O fundo imobiliário VGIR11 confirmou a distribuição de R$ 0,13 por cota, referente à competência de julho de 2026, com pagamento em 19 de agosto de 2026. Terão direito ao provento os investidores posicionados no encerramento do pregão de 12 de agosto de 2026; a partir da sessão seguinte, as cotas passaram a ser negociadas ex-direitos.
Com base no preço de fechamento de julho, de R$ 9,46 por cota, os dividendos do VGIR11 implicam um retorno mensal estimado de 1,37%. De acordo com a administradora, os rendimentos são isentos de Imposto de Renda para pessoas físicas que atendam aos requisitos previstos na legislação vigente.
- Valor por cota: R$ 0,13 (competência julho/2026)
- Data-base: 12/08/2026; ex-direitos a partir da sessão seguinte
- Data de pagamento: 19/08/2026
- Preço de referência: R$ 9,46 (fechamento de julho)
- DY mensal estimado: 1,37% (sobre o preço de referência)
- Isenção de IR: válida para PF elegíveis, conforme legislação
- Alocação em CRIs: R$ 1,175 bilhão (82,9% do PL), em 53 operações
- Caixa e instrumentos de liquidez: 17,1% do PL; caixa líquido de R$ 241,96 milhões
- Exposição setorial dos CRIs: residencial (83,2%), escritórios (9,0%), shopping centers (4,6%), BTS (1,7%) e pulverizado (1,5%)
- Indexador: 100% da carteira exposta ao CDI no fechamento de junho
- Taxas médias (jun/2026): aquisição em CDI + 4,63% a.a.; cupom médio ponderado em CDI + 3,95% a.a.; taxa média ponderada a mercado em CDI + 3,98% a.a.

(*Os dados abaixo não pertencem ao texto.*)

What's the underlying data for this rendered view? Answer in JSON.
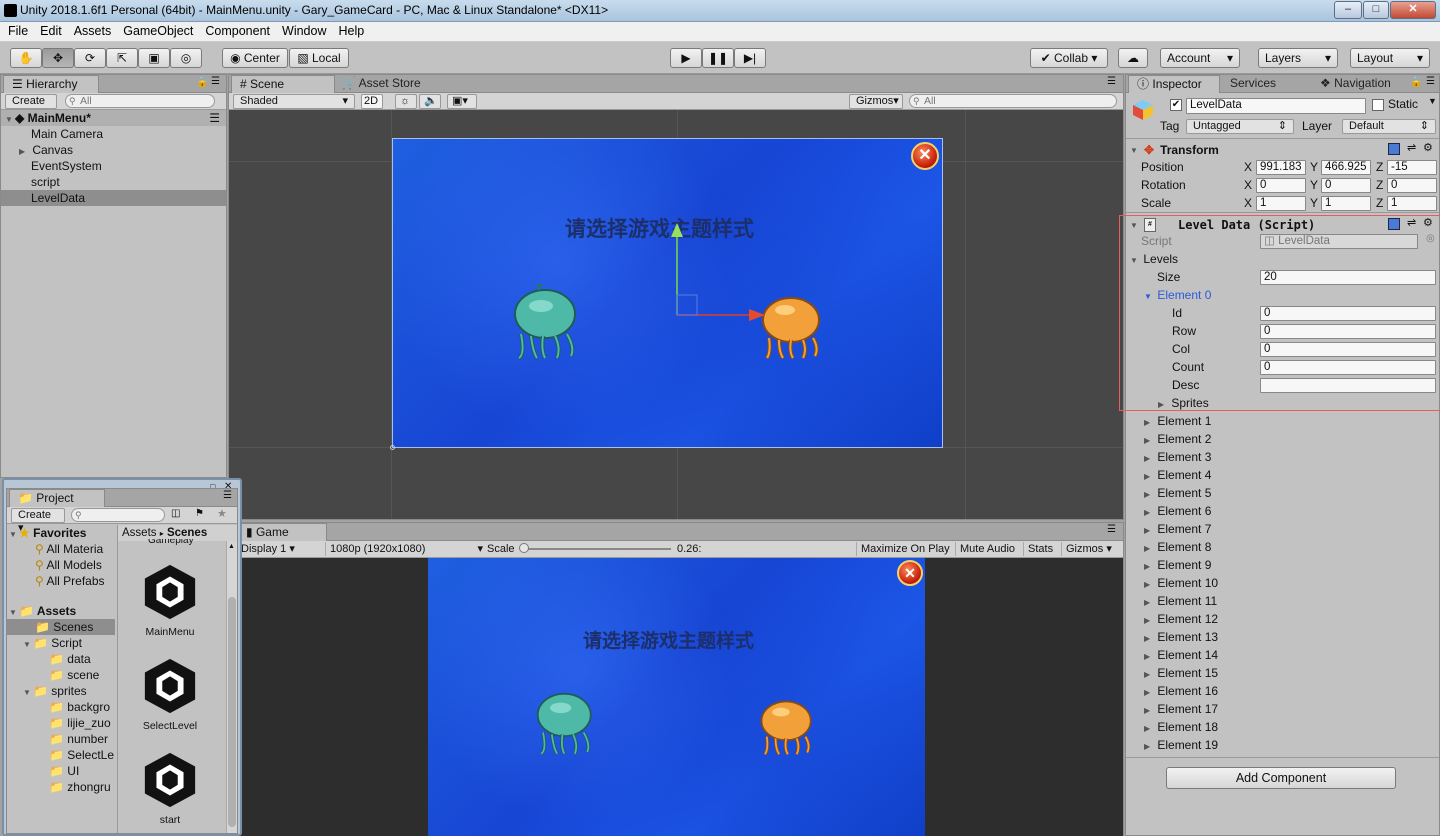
{
  "window": {
    "title": "Unity 2018.1.6f1 Personal (64bit) - MainMenu.unity - Gary_GameCard - PC, Mac & Linux Standalone* <DX11>",
    "minimize": "–",
    "maximize": "□",
    "close": "✕"
  },
  "menu": [
    "File",
    "Edit",
    "Assets",
    "GameObject",
    "Component",
    "Window",
    "Help"
  ],
  "toolbar": {
    "pivot": "Center",
    "space": "Local",
    "collab": "Collab ▾",
    "account": "Account",
    "layers": "Layers",
    "layout": "Layout"
  },
  "hierarchy": {
    "tab": "Hierarchy",
    "create": "Create ▾",
    "search_placeholder": "All",
    "scene": "MainMenu*",
    "items": [
      "Main Camera",
      "Canvas",
      "EventSystem",
      "script",
      "LevelData"
    ]
  },
  "scene": {
    "tab": "Scene",
    "tab2": "Asset Store",
    "shading": "Shaded",
    "mode2d": "2D",
    "gizmos": "Gizmos",
    "search_placeholder": "All",
    "title_text": "请选择游戏主题样式"
  },
  "game": {
    "tab": "Game",
    "display": "Display 1",
    "resolution": "1080p (1920x1080)",
    "scale_label": "Scale",
    "scale_value": "0.26:",
    "maximize": "Maximize On Play",
    "mute": "Mute Audio",
    "stats": "Stats",
    "gizmos": "Gizmos",
    "title_text": "请选择游戏主题样式"
  },
  "project": {
    "tab": "Project",
    "create": "Create ▾",
    "favorites": "Favorites",
    "fav_items": [
      "All Materia",
      "All Models",
      "All Prefabs"
    ],
    "assets": "Assets",
    "tree": [
      "Scenes",
      "Script",
      "data",
      "scene",
      "sprites",
      "backgro",
      "lijie_zuo",
      "number",
      "SelectLe",
      "UI",
      "zhongru"
    ],
    "breadcrumb_root": "Assets",
    "breadcrumb_sep": "▸",
    "breadcrumb_leaf": "Scenes",
    "top_cut": "Gameplay",
    "scene_assets": [
      "MainMenu",
      "SelectLevel",
      "start"
    ]
  },
  "inspector": {
    "tab": "Inspector",
    "tab2": "Services",
    "tab3": "Navigation",
    "object_name": "LevelData",
    "static": "Static",
    "tag_label": "Tag",
    "tag_value": "Untagged",
    "layer_label": "Layer",
    "layer_value": "Default",
    "transform": {
      "header": "Transform",
      "position_label": "Position",
      "pos": [
        "991.183",
        "466.925",
        "-15"
      ],
      "rotation_label": "Rotation",
      "rot": [
        "0",
        "0",
        "0"
      ],
      "scale_label": "Scale",
      "scl": [
        "1",
        "1",
        "1"
      ],
      "axes": [
        "X",
        "Y",
        "Z"
      ]
    },
    "level_data": {
      "header": "Level Data (Script)",
      "script_label": "Script",
      "script_value": "LevelData",
      "levels_label": "Levels",
      "size_label": "Size",
      "size_value": "20",
      "element0": "Element 0",
      "fields": [
        {
          "label": "Id",
          "value": "0"
        },
        {
          "label": "Row",
          "value": "0"
        },
        {
          "label": "Col",
          "value": "0"
        },
        {
          "label": "Count",
          "value": "0"
        },
        {
          "label": "Desc",
          "value": ""
        }
      ],
      "sprites_label": "Sprites",
      "elements": [
        "Element 1",
        "Element 2",
        "Element 3",
        "Element 4",
        "Element 5",
        "Element 6",
        "Element 7",
        "Element 8",
        "Element 9",
        "Element 10",
        "Element 11",
        "Element 12",
        "Element 13",
        "Element 14",
        "Element 15",
        "Element 16",
        "Element 17",
        "Element 18",
        "Element 19"
      ]
    },
    "add_component": "Add Component"
  },
  "colors": {
    "highlight_box": "#e06060",
    "scene_bg": "#474747",
    "selection": "#8e8e8e",
    "element_blue": "#2a5bd7"
  }
}
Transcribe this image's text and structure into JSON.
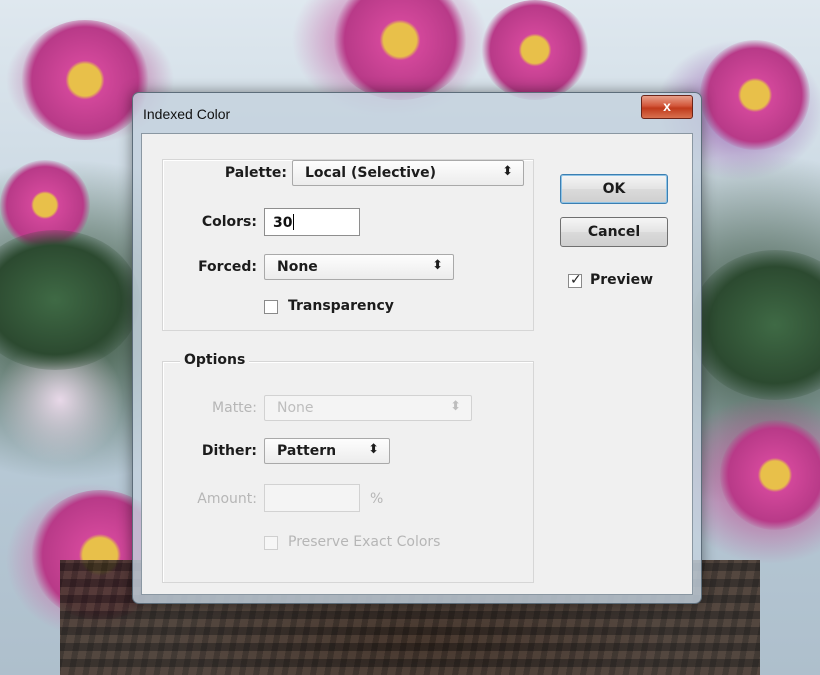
{
  "window": {
    "title": "Indexed Color",
    "close_glyph": "x"
  },
  "conversion": {
    "palette_label": "Palette:",
    "palette_value": "Local (Selective)",
    "colors_label": "Colors:",
    "colors_value": "30",
    "forced_label": "Forced:",
    "forced_value": "None",
    "transparency_label": "Transparency",
    "transparency_checked": false
  },
  "options": {
    "legend": "Options",
    "matte_label": "Matte:",
    "matte_value": "None",
    "matte_enabled": false,
    "dither_label": "Dither:",
    "dither_value": "Pattern",
    "amount_label": "Amount:",
    "amount_value": "",
    "amount_unit": "%",
    "amount_enabled": false,
    "preserve_label": "Preserve Exact Colors",
    "preserve_checked": false,
    "preserve_enabled": false
  },
  "buttons": {
    "ok_label": "OK",
    "cancel_label": "Cancel"
  },
  "preview": {
    "label": "Preview",
    "checked": true
  },
  "icons": {
    "close": "close-icon",
    "dropdown": "up-down-arrows-icon",
    "checkmark": "checkmark-icon"
  }
}
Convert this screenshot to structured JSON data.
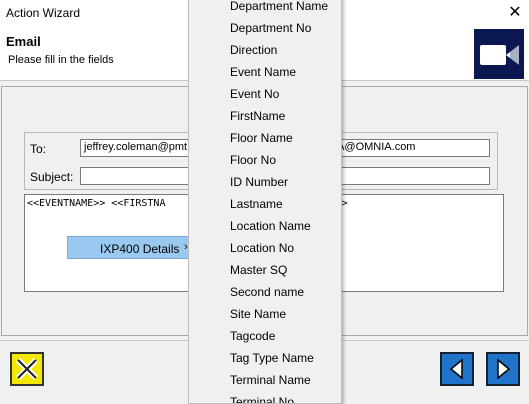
{
  "window": {
    "title": "Action Wizard"
  },
  "header": {
    "title": "Email",
    "subtitle": "Please fill in the fields"
  },
  "form": {
    "to_label": "To:",
    "to_value": "jeffrey.coleman@pmt",
    "to_value_tail": "A@OMNIA.com",
    "subject_label": "Subject:",
    "subject_value": "",
    "message_left": "<<EVENTNAME>>  <<FIRSTNA",
    "message_right": "IME>>"
  },
  "context_menu": {
    "item_label": "IXP400 Details",
    "arrow": "›"
  },
  "submenu": {
    "items": [
      "Department Name",
      "Department No",
      "Direction",
      "Event Name",
      "Event No",
      "FirstName",
      "Floor Name",
      "Floor No",
      "ID Number",
      "Lastname",
      "Location Name",
      "Location No",
      "Master SQ",
      "Second name",
      "Site Name",
      "Tagcode",
      "Tag Type Name",
      "Terminal Name",
      "Terminal No"
    ]
  },
  "colors": {
    "nav_button": "#1f73c8",
    "cancel_button": "#f2e800",
    "header_icon_bg": "#0b1750"
  },
  "icons": {
    "close": "close-icon",
    "header": "video-camera-icon",
    "cancel": "cancel-x-icon",
    "back": "back-arrow-icon",
    "next": "next-arrow-icon"
  }
}
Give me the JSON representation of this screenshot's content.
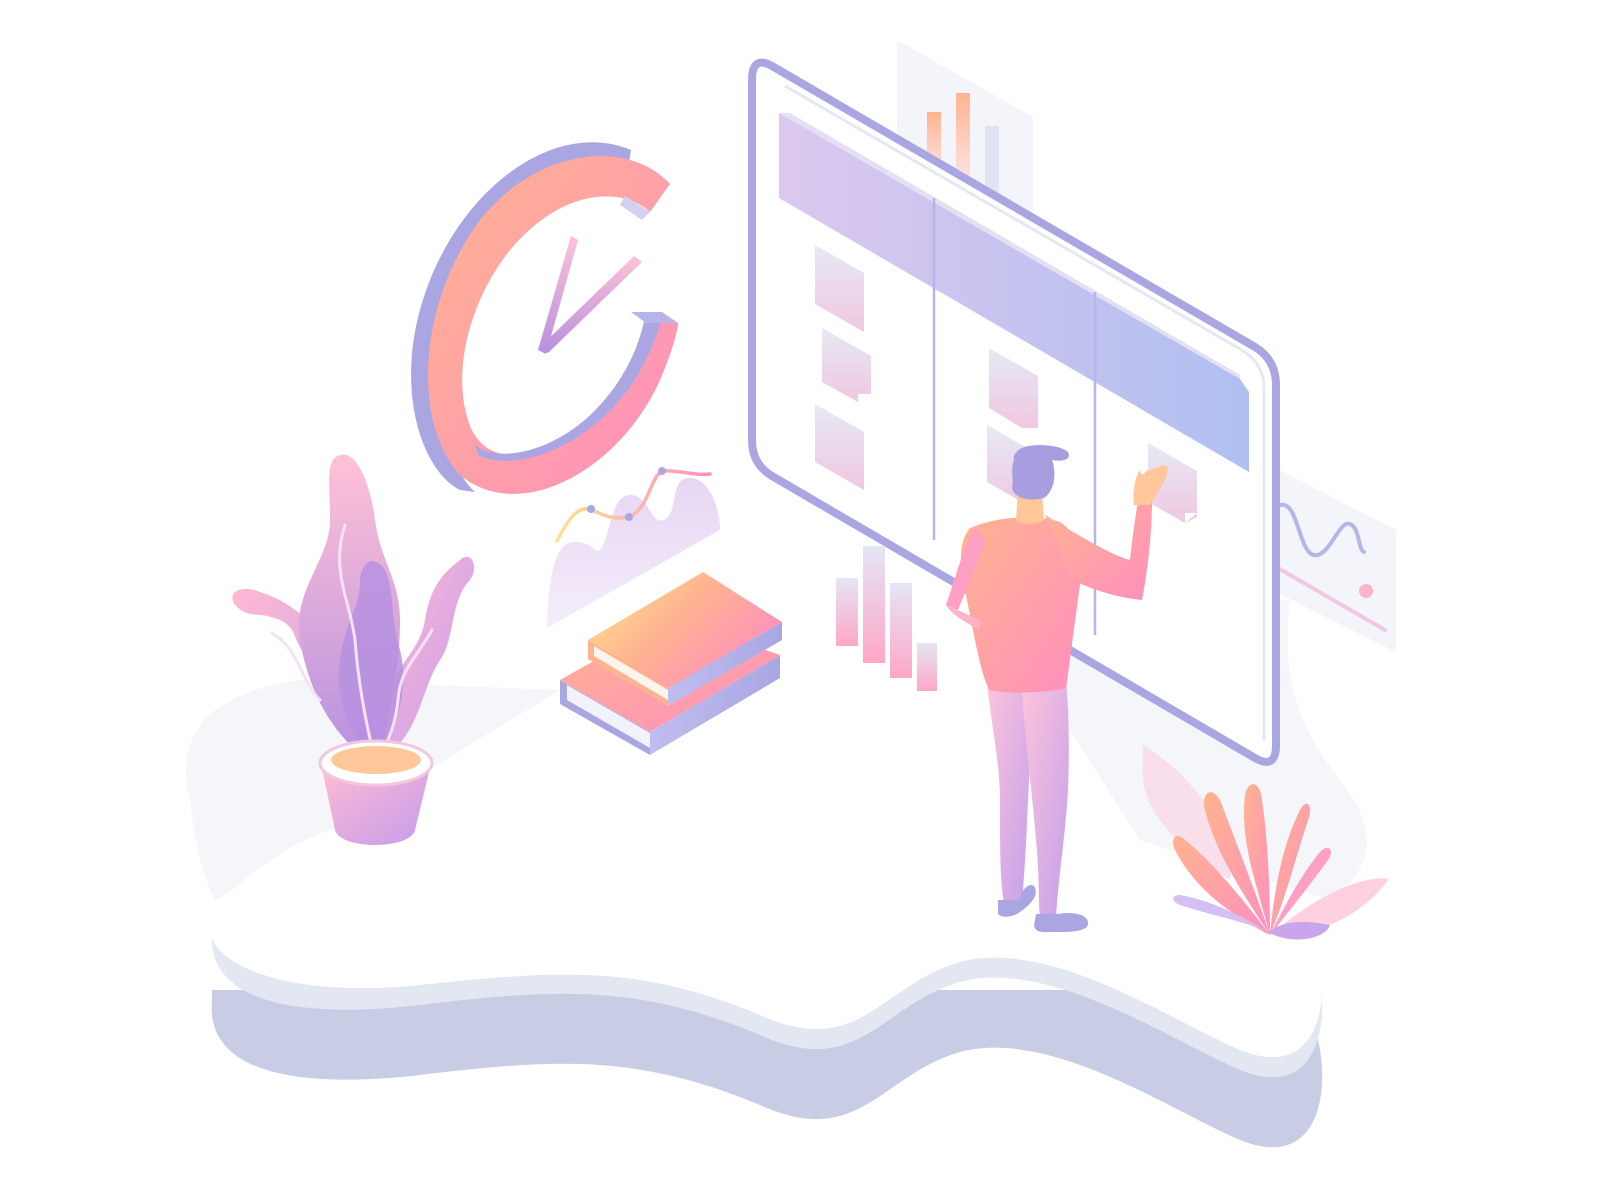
{
  "illustration": {
    "subject": "person-at-kanban-board",
    "icons": {
      "clock": "clock-icon",
      "books": "books-icon",
      "plant": "potted-plant-icon",
      "bush": "leafy-bush-icon",
      "person": "person-icon"
    }
  },
  "colors": {
    "frame": "#a9a6e2",
    "lavender": "#b7b4ea",
    "pink": "#ff8fbf",
    "peach": "#ffb38f",
    "yellow": "#ffe98f",
    "platform_top": "#ffffff",
    "platform_side_1": "#e3e7f1",
    "platform_side_2": "#c8cce4",
    "shadow": "#f5f6fa",
    "board_header_start": "#dcc8ee",
    "board_header_end": "#b0bff0",
    "card": "#eddcee",
    "hair": "#a79ee0"
  }
}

- Maiores posições (CRIs): Helbor 137E (6,53%), Tecnisa 573E (5,94%), Helbor 79E 1S (5,90%), Helbor 40E (4,38%), HBR 34E (4,02%), Helbor 7E1S (3,95%) e Matarazzo 340E (3,28%)
Distribuição e desempenho dos dividendos do VGIR11
O provento anunciado corresponde ao resultado de julho de 2026 e será creditado em 19 de agosto. O direito foi definido pela posição em 12 de agosto, com as cotas negociadas sem o provento a partir do pregão subsequente.
O retorno mensal foi estimado em 1,37% com base no fechamento de R$ 9,46 em julho. O indicador de retorno, o dividend yield (DY), relaciona o valor do provento com o preço da cota no período de referência.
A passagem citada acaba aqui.